The general rule requiring all wills to be in writing, is intended to be as nearly universal as is possible, and the exception in favor of nuncupative wills must be very strictly administered. It is a partial substitute for a written will in cases of necessity. A necessity not arising from ignorance; for, besides the difficulty of proving or disproving ignorance, it is plain that the form of the exception is expected to be known, in order to be followed. A necessity not arising from mere carelessness, for that would be an abuse of the term. The necessity intended is that which arises when the testator is surprised by approaching death, and has not time to make the form of disposition intended by the general rule of law. Such was not this case. The decedent knew her end was approaching for some days before the making of the alleged will, and made no use of her time, though advised on the subject. And when she did declare her wishes, it seems that she was rather unwilling to be troubled about a will, or ignorant that one was necessary, than unable to make it. We think, therefore, that the Court ought to have affirmed the defendant’s fourth point.

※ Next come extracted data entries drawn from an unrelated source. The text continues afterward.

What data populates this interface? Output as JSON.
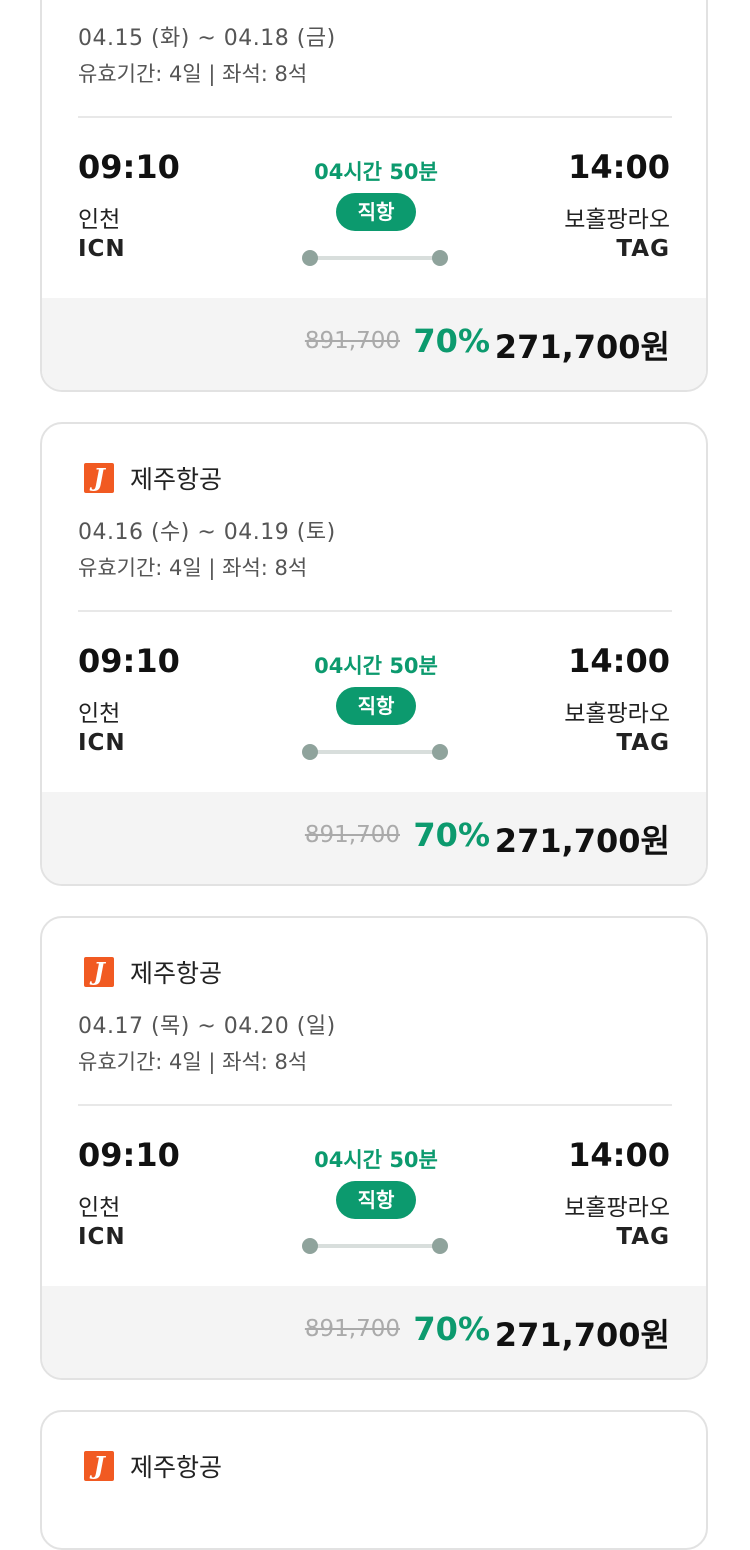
{
  "cards": [
    {
      "airline": "",
      "dates": "04.15 (화) ~ 04.18 (금)",
      "validity": "유효기간: 4일 | 좌석: 8석",
      "departure_time": "09:10",
      "departure_city": "인천",
      "departure_code": "ICN",
      "duration": "04시간 50분",
      "flight_type": "직항",
      "arrival_time": "14:00",
      "arrival_city": "보홀팡라오",
      "arrival_code": "TAG",
      "original_price": "891,700",
      "discount": "70%",
      "price": "271,700원"
    },
    {
      "airline": "제주항공",
      "logo_letter": "J",
      "dates": "04.16 (수) ~ 04.19 (토)",
      "validity": "유효기간: 4일 | 좌석: 8석",
      "departure_time": "09:10",
      "departure_city": "인천",
      "departure_code": "ICN",
      "duration": "04시간 50분",
      "flight_type": "직항",
      "arrival_time": "14:00",
      "arrival_city": "보홀팡라오",
      "arrival_code": "TAG",
      "original_price": "891,700",
      "discount": "70%",
      "price": "271,700원"
    },
    {
      "airline": "제주항공",
      "logo_letter": "J",
      "dates": "04.17 (목) ~ 04.20 (일)",
      "validity": "유효기간: 4일 | 좌석: 8석",
      "departure_time": "09:10",
      "departure_city": "인천",
      "departure_code": "ICN",
      "duration": "04시간 50분",
      "flight_type": "직항",
      "arrival_time": "14:00",
      "arrival_city": "보홀팡라오",
      "arrival_code": "TAG",
      "original_price": "891,700",
      "discount": "70%",
      "price": "271,700원"
    },
    {
      "airline": "제주항공",
      "logo_letter": "J"
    }
  ],
  "colors": {
    "accent_green": "#0c9a6e",
    "airline_logo": "#f15a22",
    "price_bar_bg": "#f4f4f4"
  }
}
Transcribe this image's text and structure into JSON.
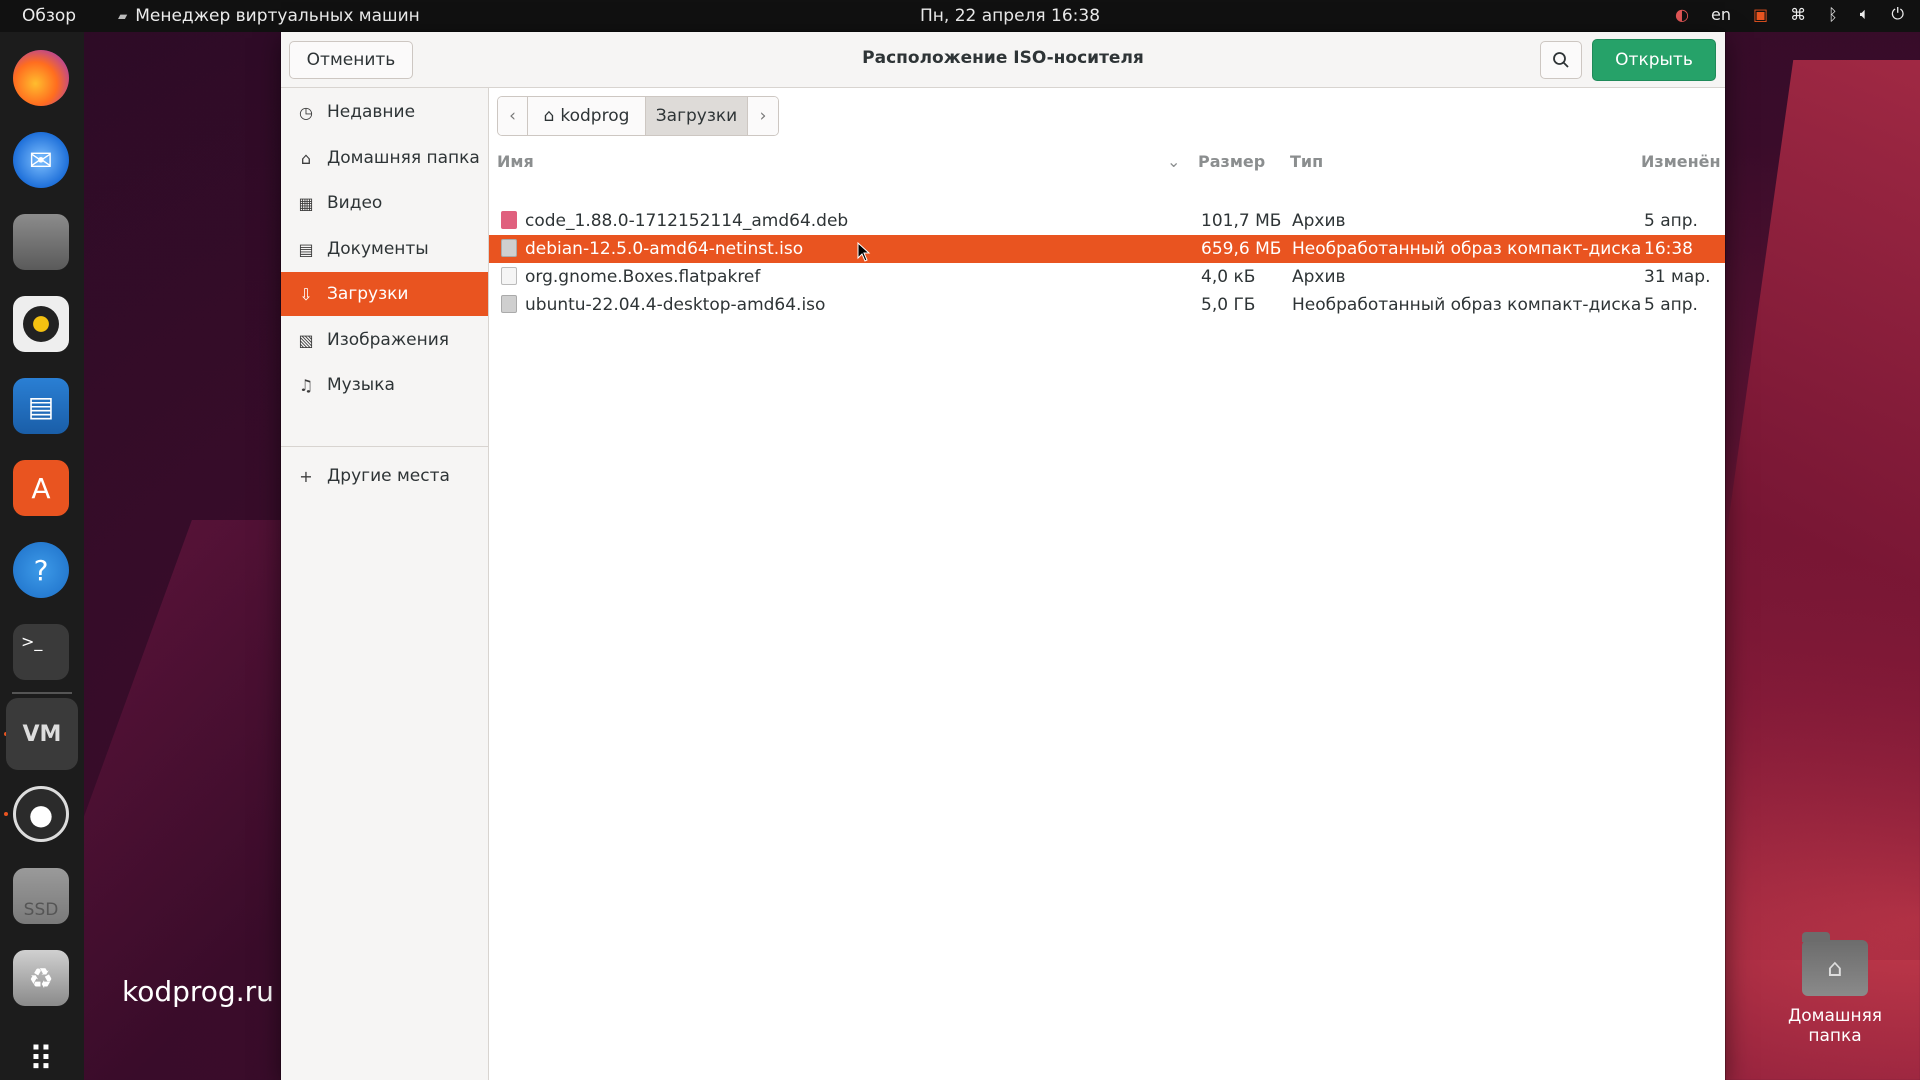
{
  "topbar": {
    "overview": "Обзор",
    "app_name": "Менеджер виртуальных машин",
    "clock": "Пн, 22 апреля  16:38",
    "lang": "en"
  },
  "dock": {
    "items": [
      "firefox-icon",
      "thunderbird-icon",
      "files-icon",
      "rhythmbox-icon",
      "writer-icon",
      "app-center-icon",
      "help-icon",
      "terminal-icon",
      "virt-manager-icon",
      "obs-icon",
      "ssd-icon",
      "trash-icon",
      "apps-grid-icon"
    ],
    "ssd_label": "SSD"
  },
  "desktop": {
    "watermark": "kodprog.ru",
    "home_label": "Домашняя папка"
  },
  "dialog": {
    "title": "Расположение ISO-носителя",
    "cancel_label": "Отменить",
    "open_label": "Открыть",
    "accent": "#e95420",
    "open_color": "#26a269"
  },
  "sidebar": {
    "items": [
      {
        "label": "Недавние",
        "icon": "clock-icon"
      },
      {
        "label": "Домашняя папка",
        "icon": "home-icon"
      },
      {
        "label": "Видео",
        "icon": "film-icon"
      },
      {
        "label": "Документы",
        "icon": "document-icon"
      },
      {
        "label": "Загрузки",
        "icon": "download-icon"
      },
      {
        "label": "Изображения",
        "icon": "image-icon"
      },
      {
        "label": "Музыка",
        "icon": "music-icon"
      }
    ],
    "other": "Другие места"
  },
  "path": {
    "home": "kodprog",
    "current": "Загрузки"
  },
  "columns": {
    "name": "Имя",
    "size": "Размер",
    "type": "Тип",
    "modified": "Изменён"
  },
  "files": [
    {
      "name": "code_1.88.0-1712152114_amd64.deb",
      "size": "101,7 МБ",
      "type": "Архив",
      "modified": "5 апр.",
      "icon_color": "#e0607e"
    },
    {
      "name": "debian-12.5.0-amd64-netinst.iso",
      "size": "659,6 МБ",
      "type": "Необработанный образ компакт-диска",
      "modified": "16:38",
      "icon_color": "#cfcfcf"
    },
    {
      "name": "org.gnome.Boxes.flatpakref",
      "size": "4,0 кБ",
      "type": "Архив",
      "modified": "31 мар.",
      "icon_color": "#f0f0f0"
    },
    {
      "name": "ubuntu-22.04.4-desktop-amd64.iso",
      "size": "5,0 ГБ",
      "type": "Необработанный образ компакт-диска",
      "modified": "5 апр.",
      "icon_color": "#cfcfcf"
    }
  ]
}
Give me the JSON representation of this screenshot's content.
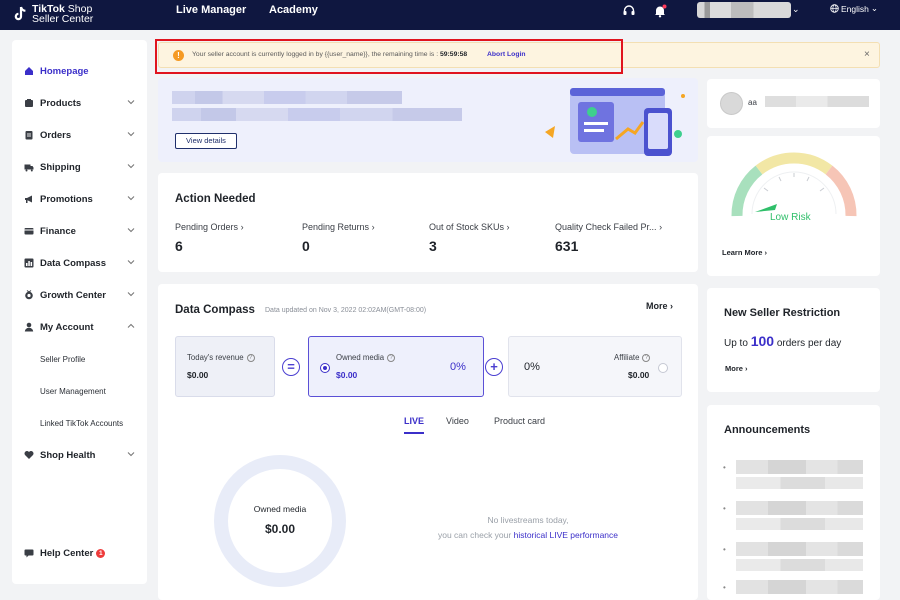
{
  "topbar": {
    "logo_line1_bold": "TikTok",
    "logo_line1_rest": " Shop",
    "logo_line2": "Seller Center",
    "nav": [
      "Live Manager",
      "Academy"
    ],
    "language": "English"
  },
  "sidebar": {
    "items": [
      {
        "label": "Homepage",
        "icon": "home-icon"
      },
      {
        "label": "Products",
        "icon": "products-icon"
      },
      {
        "label": "Orders",
        "icon": "orders-icon"
      },
      {
        "label": "Shipping",
        "icon": "shipping-icon"
      },
      {
        "label": "Promotions",
        "icon": "promotions-icon"
      },
      {
        "label": "Finance",
        "icon": "finance-icon"
      },
      {
        "label": "Data Compass",
        "icon": "data-compass-icon"
      },
      {
        "label": "Growth Center",
        "icon": "growth-icon"
      },
      {
        "label": "My Account",
        "icon": "account-icon"
      }
    ],
    "sub_items": [
      "Seller Profile",
      "User Management",
      "Linked TikTok Accounts"
    ],
    "shop_health": "Shop Health",
    "help_center": "Help Center",
    "help_badge": "1"
  },
  "alert": {
    "text_prefix": "Your seller account is currently logged in by {{user_name}}, the remaining time is : ",
    "time": "59:59:58",
    "link": "Abort Login",
    "close": "×"
  },
  "hero": {
    "button": "View details"
  },
  "action_needed": {
    "title": "Action Needed",
    "metrics": [
      {
        "label": "Pending Orders",
        "value": "6"
      },
      {
        "label": "Pending Returns",
        "value": "0"
      },
      {
        "label": "Out of Stock SKUs",
        "value": "3"
      },
      {
        "label": "Quality Check Failed Pr...",
        "value": "631"
      }
    ]
  },
  "data_compass": {
    "title": "Data Compass",
    "updated": "Data updated on Nov 3, 2022 02:02AM(GMT-08:00)",
    "more": "More",
    "revenue_label": "Today's revenue",
    "revenue_value": "$0.00",
    "equals": "=",
    "owned_label": "Owned media",
    "owned_value": "$0.00",
    "owned_pct": "0%",
    "plus": "+",
    "aff_pct": "0%",
    "aff_label": "Affiliate",
    "aff_value": "$0.00",
    "tabs": [
      "LIVE",
      "Video",
      "Product card"
    ],
    "donut_label": "Owned media",
    "donut_value": "$0.00",
    "empty_line1": "No livestreams today,",
    "empty_line2": "you can check your ",
    "empty_link": "historical LIVE performance"
  },
  "profile": {
    "name_prefix": "aa"
  },
  "risk": {
    "label": "Low Risk",
    "learn_more": "Learn More",
    "level": "low",
    "colors": {
      "low": "#2fbf6a",
      "mid": "#e9d86a",
      "high": "#f0a08a"
    }
  },
  "restriction": {
    "title": "New Seller Restriction",
    "prefix": "Up to ",
    "amount": "100",
    "suffix": " orders per day",
    "more": "More"
  },
  "announcements": {
    "title": "Announcements"
  },
  "colors": {
    "accent": "#3b2fc9",
    "nav_bg": "#0f1740",
    "alert_border": "#e0141e"
  }
}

We may be allowed here to endeavor to correct a matter of practice.

If there were a judgment for the plaintiff in this case, the record would give no valuable information as to the question decided. Every record ought to be complete in itself, and in framing an issue to try the validity of a nuncupative will, the will itself ought to be set out at length, and then a verdict and judgment sustaining it is conclusive of its validity and of its contents. Where the issue is raised by a declaration and plea, the will ought to be set out in the declaration.

Judgment reversed and a new trial awarded.